Chris Carney and his father, George Carney, have filed a request with the Massachusetts Gaming Commission to operate a sportsbook with Caesars at their former greyhound track in Raynham. It still operates as a simulcasting parlor, where gamblers can place bets on televised horse and dog races, even though live racing ended there more than a decade ago.
If the request is approved, customers will soon be able to bet on much more than that, now that the Carneys have teamed up with one of the largest casino operators in the country.
As operators of former racetracks, the Carneys and the owners of the Suffolk Downs simulcasting parlor are each eligible for one brick-and-mortar sports-betting license, per the terms of a state law that the Legislature passed last year legalizing sports bets in Massachusetts. Sterling Suffolk Racecourse has not yet announced a partner or location for its future sports-betting facility.
Caesars had already decided to enter the Massachusetts sports betting arena by teaming up with Wynn Resorts to use one of the two online licenses allocated to Wynn for its Encore Boston Harbor casino. This new deal with Raynham Park only involves a brick-and-mortar license, not online betting. The Carneys are still looking for an online partner.
The deal came together quickly after Chris Carney made his pitch to Dan Shapiro, chief development officer with Caesars Digital, at the Breeders’ Cup in Kentucky two months ago. Shapiro took a close look at the Carneys’ plans for Raynham Park, visited the site, and liked what he saw. Chris Carney said he and his father are investing $28 million to put up a 60,000-square-foot building at the track site, with more than half of the space dedicated to sports betting, and a capacity of up to 2,000, including standing room.
“Caesars has casinos in many markets around the country but doesn’t have any in Massachusetts or anywhere in New England,” Shapiro said. “We believe having that retail presence in a market helps us. Not only do we generate revenues on the retail side, but we also believe it helps our online sports business in a number of ways.”
Shapiro said Caesars essentially will operate the sports-gambling business as a tenant of the Carneys in the new building, which is slated to open in late spring or early summer. Construction started last August. Caesars will likely offer sports betting in the current building for a few months until the new one opens, assuming the gaming commission gives the green light within the next two to three months; the existing building will be torn down to make way for warehouse construction.

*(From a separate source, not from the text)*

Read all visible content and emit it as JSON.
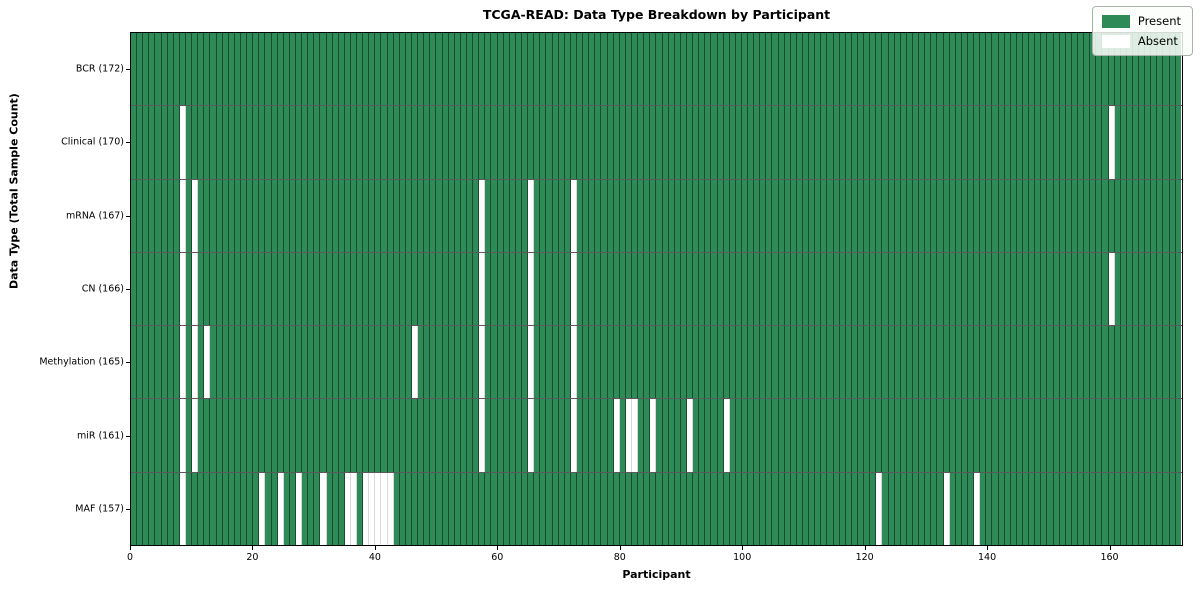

Caesars Entertainment, based in Nevada, was known as Eldorado Resorts until it acquired Caesars in 2020 and adopted the name; it later acquired the United Kingdom-based William Hill sports-betting company, and rebranded the US arm of that business as Caesars Sportsbook. The previous company, known as Caesars, had once tried to get into Massachusetts by partnering with the owners of Suffolk Downs on a resort casino bid, but eventually walked away, and the gaming commission awarded the Boston-area casino license to Wynn Resorts instead.
Chris Carney said the Caesars brand will help draw customers to the sports-betting parlor, because of its broad name recognition. The business will be called Caesars Sportsbook at Raynham Park.
Chris Carney said he currently employs about 120 people at Raynham Park, but expects to ramp that up to 300, in part because the new building will feature a full-service restaurant. He said his operation will stand out compared to those of his rivals because it will be a standalone sportsbook business, as opposed to a larger casino that has space set aside for sports bets.
He said he’s looking forward to tapping into the fervent following for the Bruins, Celtics, Patriots, and Red Sox.
“You never go a season [in Boston] without somebody making the playoffs,” he said. “It’s going to be a sports bar, with fine dining, on steroids.”